Can some one with technical eyes please tell me the tactical formation the Black Stars adopted? In my opinion, our football was directionless, clueless, stagnant, backward and to be charitable a disaster. The God’s of football have been unduly charitable to us, if not, we should have lost that game against Guinea and oh that goal against Tunisia cannot be exempted. Truth be told, we have reached this far in the tournament on the shoulders of ‘mother luck’ and also on the perseverance and dexterity of players like the Ayew brothers, John Mensah, the Udinese duo of Kojo Asamoah and Emmanuel Agyeman Badu. I am convinced beyond all reasonable doubt that Mr.

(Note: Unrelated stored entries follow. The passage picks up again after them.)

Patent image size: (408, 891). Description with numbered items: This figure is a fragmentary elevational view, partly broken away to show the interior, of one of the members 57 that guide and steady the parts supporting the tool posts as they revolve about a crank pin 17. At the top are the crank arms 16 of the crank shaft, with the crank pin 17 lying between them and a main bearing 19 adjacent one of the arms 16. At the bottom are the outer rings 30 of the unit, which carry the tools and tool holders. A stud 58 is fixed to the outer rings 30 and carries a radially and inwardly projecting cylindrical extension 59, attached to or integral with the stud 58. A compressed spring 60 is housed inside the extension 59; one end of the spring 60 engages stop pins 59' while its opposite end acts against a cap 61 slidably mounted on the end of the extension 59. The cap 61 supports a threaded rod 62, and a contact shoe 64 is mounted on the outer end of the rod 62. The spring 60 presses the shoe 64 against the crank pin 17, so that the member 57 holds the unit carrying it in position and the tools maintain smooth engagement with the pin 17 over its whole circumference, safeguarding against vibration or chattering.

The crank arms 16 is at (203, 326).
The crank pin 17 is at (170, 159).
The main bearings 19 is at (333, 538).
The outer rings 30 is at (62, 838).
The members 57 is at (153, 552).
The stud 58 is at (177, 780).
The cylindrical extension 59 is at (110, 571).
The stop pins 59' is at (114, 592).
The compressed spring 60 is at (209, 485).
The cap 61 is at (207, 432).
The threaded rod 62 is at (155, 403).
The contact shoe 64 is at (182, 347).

Plavi should be shown the exit door because like Alhaji Ghrunsah said, ‘he is not in the system of coaches’. Case in point- why did we still have to maintain four defenders when we were a goal down in a semi-final match with ten minutes to go? Why did Plavi bring on a midfielder ( Muntari) when all we needed were more strikers to pressure the Zambian goal era?. Good bye ‘Plavi’… will not be missed.


For those of you who may not be familiar with this gentleman, he wears the number three jersey for the black stars, born on the 22 November 1985 (according to Fifa), 5 ft 11 inch tall, plays for Al Ain Fc ( on loan from Sunderland). You still cannot make him out?. Ok, he is the man who ballooned the ball into the skies when Ghana earned a penalty against Uruguay in the semi-finals of the world cup. Like his coach, this lad prefers to be identified by his nick name-‘Baby jet’. Nobody can argue with the fact that indeed Asamoah is a ‘jet’, the only problem is that this jet is destined for the Bermuda triangle. Asamoah Gyan’s potential to become a top notch hit man like Samuel Eto’o of Cameroun has never been in doubt. For those of us who have followed his exploits right from Accra Academy to Liberty Professionals FC, we had always considered him to be the heir apparent to the vacant Black stars striking throne. But as faith will have it, ‘Baby Jet’ has flown his way into the national hall of fame for villains. Asamoah Gyan is the only footballer in the history of the game who is more interested in jubilating than scoring a goal, indeed even before he kicks a goal bound ball, he is already rehearsing his celebration in his head. Asamoah Gyan’s composure on the field is too pedestrian. He plays with unnecessary style and comfort very much unlike him when he plays for his clubs. He seems to be easily carried away and occasionally thinks he is playing a friendly match at his backyard. This lackadaisical attitude was exemplified in his missed penalty against Zambia. His attitude before the kick was enough motivation for the goal keeper. His casual stroll of the ball was to say the least an affront to the aspirations of Ghanaians. What have Ghanaians done to Asamoah to warrant all this distress? We have barely recovered from the world cup heart ache and here another one has been served on our plates. I love Asamoah Gyan, I think he has great potential, my advice to him is to concentrate his efforts more into his football and less in his music, dance and fancy haircuts. I pray he heeds my advice, like elders say “ The Rat that stubbornly decides to pound ‘fufu’ in its hole will show us where it will keep its pistle”

…….Asamoah Gyan has broken my heart, Asamoah Gyan has broken your heart, Asamoah Gyan has broken everybody’s heart.